Sequential chunking to WRITE_BATCH_SIZE; bigint→string and Buffer→base64
attribute serialization that handles Buffer.toJSON shape.
src/main.ts — full pipeline: pool → migrate → redis → state → writer →
sink → consumer → graceful-shutdown stub. Sink ordering is
state.update BEFORE writer.write per spec rationale (state stays
consistent with what's been seen even if not yet persisted; redelivery
is idempotent on state). Metrics is still the trace-logging shim from
tcp-ingestion's pre-1.10 pattern; real prom-client lands in task 1.9.

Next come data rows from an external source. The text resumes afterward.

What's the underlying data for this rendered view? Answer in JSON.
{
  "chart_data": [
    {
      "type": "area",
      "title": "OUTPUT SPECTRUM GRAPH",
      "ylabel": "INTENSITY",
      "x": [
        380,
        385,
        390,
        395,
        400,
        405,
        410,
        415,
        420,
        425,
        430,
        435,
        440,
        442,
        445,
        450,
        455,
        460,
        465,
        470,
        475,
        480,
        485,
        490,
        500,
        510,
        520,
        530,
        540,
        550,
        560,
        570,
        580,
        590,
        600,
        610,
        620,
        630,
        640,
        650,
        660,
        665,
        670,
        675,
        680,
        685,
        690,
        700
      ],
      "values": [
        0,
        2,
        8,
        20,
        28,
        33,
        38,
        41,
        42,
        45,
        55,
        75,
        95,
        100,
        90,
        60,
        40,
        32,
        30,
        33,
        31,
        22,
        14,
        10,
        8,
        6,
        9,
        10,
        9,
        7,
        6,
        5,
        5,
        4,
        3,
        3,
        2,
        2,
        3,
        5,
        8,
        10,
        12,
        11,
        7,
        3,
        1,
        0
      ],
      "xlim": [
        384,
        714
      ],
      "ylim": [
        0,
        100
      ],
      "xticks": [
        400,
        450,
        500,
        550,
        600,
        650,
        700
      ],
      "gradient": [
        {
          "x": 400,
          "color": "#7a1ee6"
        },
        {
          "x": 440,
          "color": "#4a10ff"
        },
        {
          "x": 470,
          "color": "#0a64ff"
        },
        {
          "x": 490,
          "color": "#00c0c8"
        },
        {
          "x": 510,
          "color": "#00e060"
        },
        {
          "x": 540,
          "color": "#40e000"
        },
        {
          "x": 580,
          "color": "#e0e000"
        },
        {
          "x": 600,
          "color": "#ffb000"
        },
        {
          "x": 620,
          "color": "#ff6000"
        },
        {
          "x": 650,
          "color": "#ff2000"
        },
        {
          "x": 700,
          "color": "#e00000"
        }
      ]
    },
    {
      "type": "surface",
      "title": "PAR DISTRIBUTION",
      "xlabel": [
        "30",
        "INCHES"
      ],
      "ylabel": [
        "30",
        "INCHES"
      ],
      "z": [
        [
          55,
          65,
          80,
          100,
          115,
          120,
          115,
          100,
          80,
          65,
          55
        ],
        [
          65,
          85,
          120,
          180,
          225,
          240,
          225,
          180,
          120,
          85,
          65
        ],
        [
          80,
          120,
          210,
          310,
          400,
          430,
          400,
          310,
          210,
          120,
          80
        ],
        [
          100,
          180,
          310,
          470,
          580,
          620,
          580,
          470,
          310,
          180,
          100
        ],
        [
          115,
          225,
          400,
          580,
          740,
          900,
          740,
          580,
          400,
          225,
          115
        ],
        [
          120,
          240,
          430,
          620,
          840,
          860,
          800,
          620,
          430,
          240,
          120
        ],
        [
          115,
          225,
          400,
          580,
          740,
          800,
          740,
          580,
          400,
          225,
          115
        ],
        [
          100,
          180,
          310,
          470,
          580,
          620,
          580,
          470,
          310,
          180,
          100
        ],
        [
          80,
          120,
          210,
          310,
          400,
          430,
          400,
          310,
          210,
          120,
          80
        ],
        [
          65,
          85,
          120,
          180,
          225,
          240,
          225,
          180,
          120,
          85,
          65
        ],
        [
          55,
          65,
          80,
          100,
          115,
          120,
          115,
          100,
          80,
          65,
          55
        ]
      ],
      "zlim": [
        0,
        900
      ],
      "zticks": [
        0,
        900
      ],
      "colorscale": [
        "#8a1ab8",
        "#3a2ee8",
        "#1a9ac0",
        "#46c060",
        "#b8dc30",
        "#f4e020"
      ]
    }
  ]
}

Verification: typecheck, lint clean; 112 unit tests passing across 7
test files (+39 from this batch).
Scaffold mirrors tcp-ingestion conventions: ESM, strict TS, pnpm, vitest
with unit/integration split, ESLint flat config with no-floating-promises
+ no-misused-promises + import/no-restricted-paths (the new src/core/ →
src/domain/ boundary that protects Phase 1 from Phase 2 churn).
Core types in src/core/types.ts (Position, StreamRecord, DeviceState,
Metrics, AttributeValue) — Position is byte-equivalent to tcp-ingestion's
output. Codec in src/core/codec.ts implements sentinel reversal:
{__bigint:"..."} → bigint, {__buffer_b64:"..."} → Buffer, ISO timestamp
string → Date. CodecError surfaces malformed payload reasons with the
failing field named.
Config in src/config/load.ts (zod schema, all 13 env vars with defaults
and bounded numerics). Logger in src/observability/logger.ts matches
tcp-ingestion exactly: ISO timestamps, string level labels, pino-pretty
in development.
Postgres in src/db/: createPool with sane defaults and application_name,
connectWithRetry mirroring the ioredis retry pattern, a 30-line
migration runner using a schema_migrations table, and 0001_positions.sql
with the hypertable + (device_id, ts) unique index + ts DESC index.
Migration runner unit-tested against a mocked pg.Pool; the real
TimescaleDB round-trip is deferred to task 1.10 per spec.
Verification: typecheck, lint, build all clean; 73 unit tests passing
across 4 files. import/no-restricted-paths verified live by temporarily
adding a forbidden src/domain/ import.